Understanding Air Gaps and Mechanical Seals
The first generation of rotary lobe pumps all had an air gap separating the wet end from the gear housing. Sludge and slurries are not suitable to be used to cool the mechanical seals because they contain abrasives and, sometimes, corrosives. Consequently, “air gap” pumps require separate water flush systems to permit limited dry running and to cool the mechanical seals. If “air gap” pumps are run dry the mechanical seal is destroyed.
To overcome these disadvantages, the second generation of rotary lobe pumps were designed with a separate oil quench chamber where the mechanical seals are bathed in oil. This eliminates the need to have a water flush system, keeps the seals cool, and thus permits dry running. The quench chamber is in place of the air gap found on the old style, first generation pumps.
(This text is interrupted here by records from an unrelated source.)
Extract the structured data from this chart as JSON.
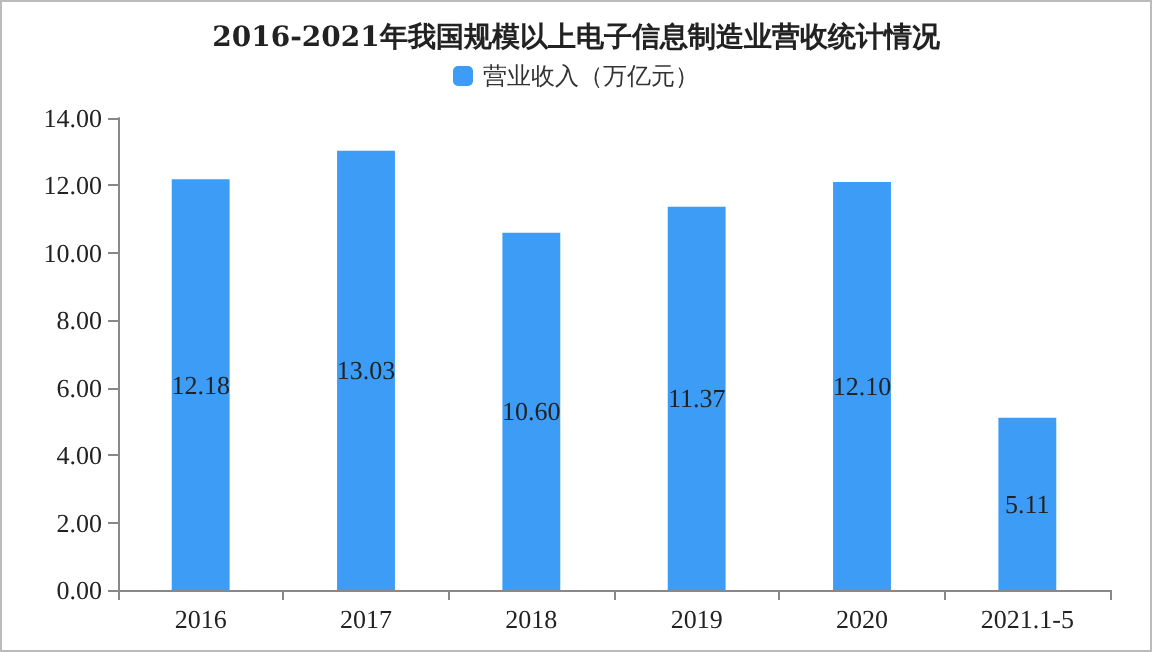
{
  "chart_data": {
    "type": "bar",
    "title": "2016-2021年我国规模以上电子信息制造业营收统计情况",
    "categories": [
      "2016",
      "2017",
      "2018",
      "2019",
      "2020",
      "2021.1-5"
    ],
    "series": [
      {
        "name": "营业收入（万亿元）",
        "color": "#3d9cf5",
        "values": [
          12.18,
          13.03,
          10.6,
          11.37,
          12.1,
          5.11
        ],
        "value_labels": [
          "12.18",
          "13.03",
          "10.60",
          "11.37",
          "12.10",
          "5.11"
        ]
      }
    ],
    "ylim": [
      0,
      14
    ],
    "yticks": [
      {
        "value": 0,
        "label": "0.00"
      },
      {
        "value": 2,
        "label": "2.00"
      },
      {
        "value": 4,
        "label": "4.00"
      },
      {
        "value": 6,
        "label": "6.00"
      },
      {
        "value": 8,
        "label": "8.00"
      },
      {
        "value": 10,
        "label": "10.00"
      },
      {
        "value": 12,
        "label": "12.00"
      },
      {
        "value": 14,
        "label": "14.00"
      }
    ],
    "grid": false,
    "legend": "top"
  }
}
LobePro pumps use the second generation quench chamber in their design, which allows the seals to run in an oil cooled chamber thus permitting the pump to run dry while providing much better lubrication than a water flush system. The stated advantage of having an air gap is to prevent the process fluid from contaminating the gear housing. However, in LobePro pumps, the gear housing is separated from the oil quench chamber by a double lip seal. While it is possible for the process fluid to make its way to the gear housing, it is very rare.
LobePro Mechanical Cartridge Seals
Our standard mechanical seals use Duronit vs. Duronit sealing surfaces. Duronit is a superior material for impact/ shock resistance and vibration and has wear characteristics are similar to Tungsten Carbide. LobePro electroless nickel or 316 stainless steel mechanical seals are assembled in the USA at our Brunswick, Georgia manufacturing plant. LobePro mechanical seal housings are corrosion resistant.
All LobePro mechanical seals are extensively tested before shipping. Seals are tested before and after pump assembly. Seals are tested at the intended operating pressure before shipping.